Dans la mythologie grecque, Icare est le fils de Dédale, célèbre artisan de Crète, génie et créateur hors pair, et de Naupacte esclave du roi Minos.

Pour s’échapper de l’île où le roi Minos les a emprisonnés, lui et son fils, Dédale fabriqua des ailes avec des plumes et de la cire. L’ingénieux mécanisme fonctionne, Icare et Dédale s’envolent. Avant de s’enfuir, Dédale recommanda à son fils de ne pas voler trop haut, afin que les ailes ne se détachent pas, la colle fondant sous l’effet du soleil, ni trop près de la mer, afin que les ailes ne se détachent pas sous l’effet de l’humidité. Mais Icare, grisé par le fait de pouvoir voler, oubliant les recommandations de son père, s’éleva de plus en plus haut, au point que les rayons du soleil firent fondre ses ailes et, il tomba dans la mer et périt.

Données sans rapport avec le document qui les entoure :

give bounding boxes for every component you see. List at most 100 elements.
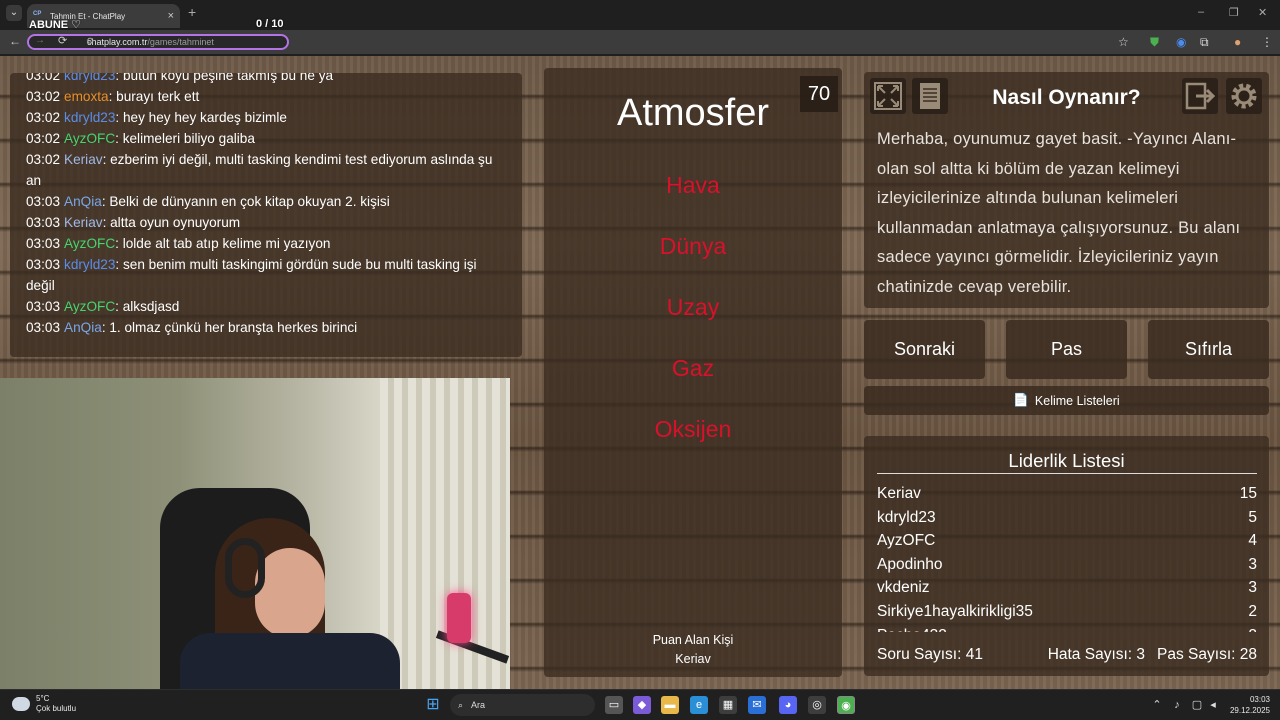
next-button[interactable]: Sonraki — [864, 320, 985, 379]
taskbar-clock[interactable]: 03:03 29.12.2025 — [1224, 694, 1270, 716]
chat-message: 03:02 Keriav: ezberim iyi değil, multi ta… — [26, 149, 506, 191]
taboo-word: Oksijen — [654, 416, 732, 442]
chat-message: 03:03 Keriav: altta oyun oynuyorum — [26, 212, 506, 233]
close-window-button[interactable]: ✕ — [1258, 6, 1267, 19]
game-stats: Soru Sayısı: 41 Hata Sayısı: 3 Pas Sayıs… — [877, 646, 1257, 664]
chat-username: Keriav — [64, 215, 103, 230]
edge-icon[interactable]: e — [690, 696, 708, 714]
word-list-icon: 📄 — [1013, 393, 1029, 407]
error-count: Hata Sayısı: 3 — [1047, 646, 1146, 663]
tray-chevron-icon[interactable]: ⌃ — [1148, 696, 1166, 714]
word-panel: 70 Atmosfer Hava Dünya Uzay Gaz Oksijen … — [544, 68, 842, 677]
how-to-play-panel: Nasıl Oynanır? Merhaba, oyunumuz gayet b… — [864, 72, 1269, 308]
windows-start-icon[interactable]: ⊞ — [424, 696, 442, 714]
document-icon — [920, 83, 940, 109]
chat-username: AyzOFC — [64, 236, 116, 251]
chat-message: 03:03 AyzOFC: lolde alt tab atıp kelime m… — [26, 233, 506, 254]
new-tab-button[interactable]: + — [188, 4, 196, 20]
extension-audio-icon[interactable]: ◉ — [1176, 35, 1186, 49]
chat-text: : kelimeleri biliyo galiba — [115, 131, 255, 146]
chat-text: : hey hey hey kardeş bizimle — [115, 110, 287, 125]
copilot-icon[interactable]: ◆ — [633, 696, 651, 714]
tab-close-icon[interactable]: × — [168, 10, 174, 22]
chat-message: 03:03 AnQia: 1. olmaz çünkü her branşta h… — [26, 317, 506, 338]
word-lists-button[interactable]: 📄 Kelime Listeleri — [864, 386, 1269, 415]
clock-time: 03:03 — [1249, 695, 1270, 704]
chat-username: kdryld23 — [64, 110, 116, 125]
chat-text: : 1. olmaz çünkü her branşta herkes biri… — [101, 320, 358, 335]
search-placeholder: Ara — [471, 700, 486, 710]
profile-avatar-icon[interactable]: ● — [1234, 35, 1241, 49]
microphone-icon — [447, 593, 471, 643]
extension-shield-icon[interactable]: ⛊ — [1150, 35, 1159, 50]
cloud-icon — [12, 697, 30, 711]
forward-arrow-icon[interactable]: → — [35, 35, 45, 46]
pass-button[interactable]: Pas — [1006, 320, 1127, 379]
leaderboard-row: AyzOFC 4 — [877, 529, 1257, 553]
weather-temp: 5°C — [36, 694, 50, 703]
player-name: vkdeniz — [877, 579, 930, 597]
file-explorer-icon[interactable]: ▬ — [661, 696, 679, 714]
settings-button[interactable] — [1226, 78, 1262, 114]
player-score: 5 — [1248, 508, 1257, 526]
leaderboard-row: Sirkiye1hayalkirikligi35 2 — [877, 600, 1257, 624]
chat-time: 03:02 — [26, 110, 61, 125]
webcam-feed — [0, 378, 510, 689]
reset-button[interactable]: Sıfırla — [1148, 320, 1269, 379]
chat-time: 03:03 — [26, 257, 61, 272]
chat-time: 03:03 — [26, 320, 61, 335]
chat-text: : burayı terk ett — [108, 89, 200, 104]
tab-search-button[interactable]: ⌄ — [6, 5, 22, 21]
chat-message-list: 03:02 kdryld23: bütün köyü peşine takmış … — [26, 73, 506, 338]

Pour les Grecs, le mythe d’Icare est le symbole à la fois de la témérité, du courage et de l’imprudence. Depuis et, jusqu’à la conquête spatiale, Icare symbolise souvent l’ambition de tous les hommes qui ont rêvé ou qui rêvent de voler, de ceux qui poussent l’audace jusqu’à l’extrême à la quête de la vérité. Il peut aussi symboliser la relation père-fils. Un père, plein de sagesse et de pondération, et un fils qui représente une jeunesse impétueuse et ignorante.

Qu’en est-il pour les artistes, les écrivains et les poètes ? Comment ont-ils puisé dans le mythe et comment se sont-ils inspirés ?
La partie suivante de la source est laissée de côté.